The Week in Washington: Trump Spouts, Rudy Raves, and November Looms

The race to the November midterms is underway.

New week, same old hissy fits. On Monday, President Trump told a closed-door meeting of evangelical leaders that “this November 6 election is very much a referendum on not only me, it’s a referendum on your religion, it’s a referendum on free speech and the First Amendment. . . . It’s not a question of like or dislike, it’s a question that they will overturn everything that we’ve done and they will do it quickly and violently. And violently. There is violence.”

On Tuesday, without the merest hint of violence, the path to overturning everything the president has done suddenly became a little clearer. In a surprising upset in the Florida Democratic gubernatorial primary, the victor was Tallahassee mayor Andrew Gillum, who, if he wins in November, would be the state’s first African-American governor. His Republican opponent, Ron DeSantis, a staunch Trumpette, wasted no time before he began dog-whistling, warning the very next day on Fox that Florida should not “monkey this up” by electing Gillum—a simian reference worthy of Roseanne Barr.

More news regrading the impending midterms: On Friday, Trump promised to fill the biggest stadium in Texas with a rally to support Ted Cruz, who is running for reelection to the Senate. Lyin’ Ted, as the president used to call him (Trump once even hinted that Cruz’s father was involved in the JFK assassination), is running against the deeply progressive Beto O’Rourke, who wore a Kurt Cobain–style dress when he was in a college rock band, and whose stirring defense of football players taking a knee has gone viral. Though Texas has not had a Democratic senator since 1993, at last count the two candidates were in a statistical dead heat.

And just when you thought you can never keep the characters straight without a scorecard, here are two new names! Introducing Washington lobbyist W. Samuel Patten, who pleaded guilty Friday to acting as an unregistered foreign lobbyist, lying to the Senate Intelligence Committee, and funneling a Ukrainian oligarch’s money to Trump’s Inaugural Committee. And even weirder, meet David Fallarino, Paul Manafort’s onetime banker, who early Tuesday morning was the victim of a strange robbery at his Manhattan penthouse apartment. Ignoring the typical booty—cash, jewelry, et cetera—these burglars were only after Fallarino’s briefcase, iPad, and sneakers.

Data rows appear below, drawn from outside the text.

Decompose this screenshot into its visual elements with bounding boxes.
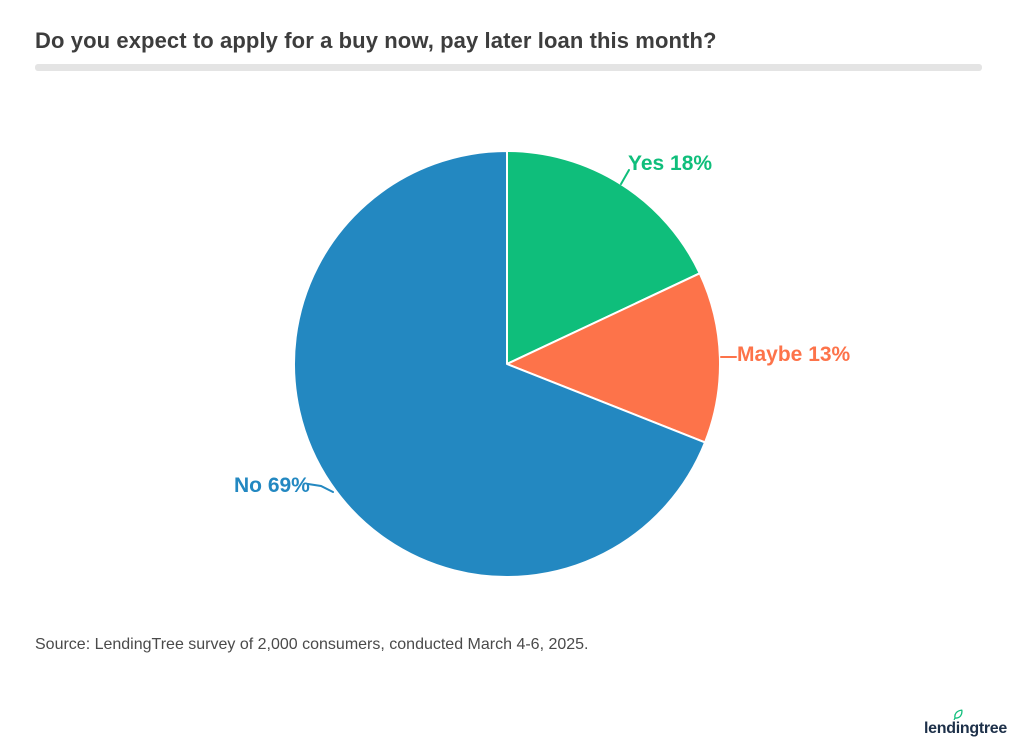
title-divider — [35, 64, 982, 71]
logo-text-pre: lend — [924, 720, 956, 737]
pie-slice-no — [293, 150, 707, 578]
logo-text-post: ngtree — [959, 720, 1007, 737]
leader-line-yes — [620, 169, 630, 185]
pie-slice-maybe — [506, 272, 721, 444]
logo-letter-i: i — [953, 709, 963, 738]
source-note: Source: LendingTree survey of 2,000 cons… — [35, 636, 589, 653]
lendingtree-logo: lend ingtree — [924, 709, 1007, 738]
leader-line-no — [307, 483, 334, 493]
slice-label-yes: Yes 18% — [628, 152, 713, 175]
slice-label-maybe: Maybe 13% — [737, 343, 851, 366]
slice-label-no: No 69% — [234, 474, 310, 497]
chart-title: Do you expect to apply for a buy now, pa… — [35, 28, 717, 53]
leaf-icon — [953, 709, 963, 720]
pie-chart — [293, 150, 721, 578]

Guess who just might want to be the next attorney general? Why, it’s Trump’s new golfing buddy, South Carolina Senator Lindsey Graham. Formerly a staunch defender of Attorney General Jeff Sessions, this week Graham did a backflip, stating that there was a chasm between Donald and Jeff that goes way beyond the Mueller probe: “It’s a pretty deep breach,” Graham said, then added this magnanimous offer: “Here’s what I’m suggesting: He’s not the only man in the country that can be attorney general.” It was a sudden and swift departure from the oppositional politics of Graham’s best friend, John McCain, who was laid to rest this week. When his daughter Meghan eulogized him at a service in the National Cathedral yesterday, her pointed remarks—“The America of John McCain has no need to be made great again because America was always great”—drew applause, a rare occurrence at a funeral.

But let us leave you on this holiday weekend with the recent revelation that legal eagle Rudolph Giuliani is spending late nights readying a report that, according to CNN, will include rebuttals of “everything from collusion with Russia in the 2016 election to fired national security adviser Michael Flynn to obstruction of justice in order to be prepared for what may be included in Mueller’s expected report.” What ever happened to the president’s insistence, spouted and tweeted ad nauseam, that there has been “No Collusion and No Obstruction”? Who needs reams of Rudy rebuttals if it’s all fake news?